From early winter until late spring the whale sharks can be found feeding in the rich waters of the Sea of Cortez and in the Bay of La Paz in Baja California Sur. The gentle giants of the sea are the largest fish in the world and each season return to the waters close to the city of La Paz. Seeing these ocean behemoths in their natural environment or swimming close to these fish can be an exciting outing for young and old. Island tour boats that visit the Isla Espiritu Santos or the sea lion colony at Los Islotes often close the trip with a whale shark encounter.
Whale sharks are fish, not air breathing mammals, as they come from the family of the second part of their name, sharks and the Rhincodon genus. These giant filter feeding fish known scientifically as Rhincodon typus eat amongst the smallest creatures in the ocean , plankton. Moving slowly through the water, filtering thousands of gallons per day, these fish glean their nutrients from the rich winter waters of the Sea of Cortez.
Whale sharks are the largest known species of fish, growing to 12.5 meters and can weigh as much as 79,000 pounds. The whale sharks here in La Paz are often 7-10 meters in length. The fish can live as much as 70 years. The species originated about 60 million years ago. Whale sharks have very large mouths, they feed mainly, though not exclusively, on plankton, microscopic plants and animals, and occasionally on small fish.
Once plentiful in the waters of the worlds oceans, the whale sharks are an endangered species and protected under international and Mexican law. They are not good eating.
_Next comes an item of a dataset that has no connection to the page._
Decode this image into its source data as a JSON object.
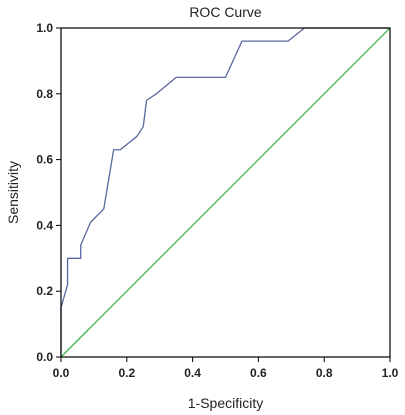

A variety of tour operators in La Paz can take you to see the whale sharks, or if you are visiting by boat you can venture out of the Ensenada de La Paz and have a whale shark encounter of your own. Since the waters of the Sea are relatively cold in the winter time, dropping into the upper 60’s, a 3-7mm wetsuit make the experience much more inviting if you plan on getting in the water. The whale sharks are usually found near the middle of the spit of land that extend out in front of La Paz, known as the Magote. There is a drop off where the 2-3’ meter depths that extend out from land and drop quickly to 7-10 meters. Currents in the area often form a rich up welling that provides food for the whale sharks. In the afternoons the location can often be determined by the cluster of tour vessels.
Whether you take a tour or your own boat to see the whale sharks there are some guidelines for conservation that must be observed. If you are approaching by boat, reduce your speed and keep a sharp lookout.
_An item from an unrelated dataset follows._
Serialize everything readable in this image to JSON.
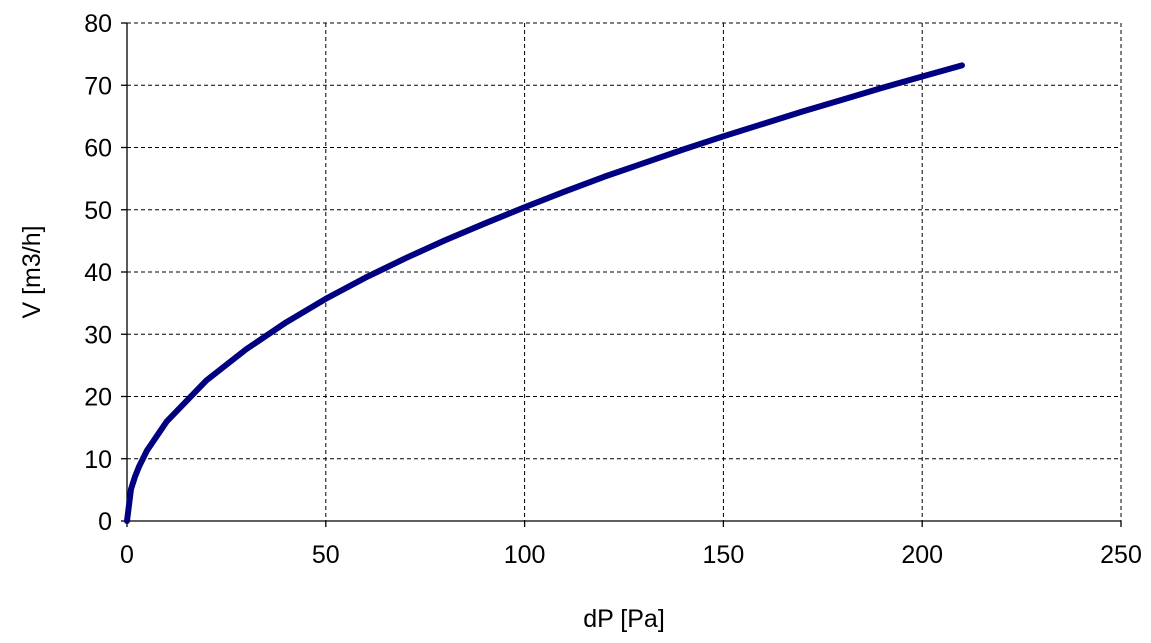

Once sighting the whale sharks maintain speeds of less than 3kts, and approach the fish. They usually are found in schools of 3-5 fish. Since they do not surface for air they can be more difficult to locate.
Look for areas of unusual wave breaks or ‘footprint’ in calm water. Take care when piloting your vessel, with the small population of whale sharks in the Bay you do not wish to become infamous for being the skipper to strike a whale shark. Motorized vessels should maintain a distance of 20 meters. Do not harass the fish or toss food at them, they wouldn’t be interested in anything you eat.
If you wish to get in the water with whale sharks it can be an unforgettable experience. First, remember you present far more danger to the fish than the fish does to you. Stay clear of the whale shark, give the marine giant at least 2 meters of space. Do not touch the fish, the touch of the whale sharks skin can leave them open to life threatening infection. With the fish moving so slowly and docilely, it is difficult to resist the urge to make contact. Giving the fish distance also provides you some safety, as it is still a large animal moving freely in the wild. A brisk movement of the tail to escape intruders can cause injury to swimmers. It is a breath taking experience to look eye to eye with a creature this large.
Take plenty of pictures and video, you will certainly want to remember your encounter with the whale sharks of La Paz and take the proof back to your unbelieving friends back home. Do your part to protect these endangered species in the Sea of Cortez.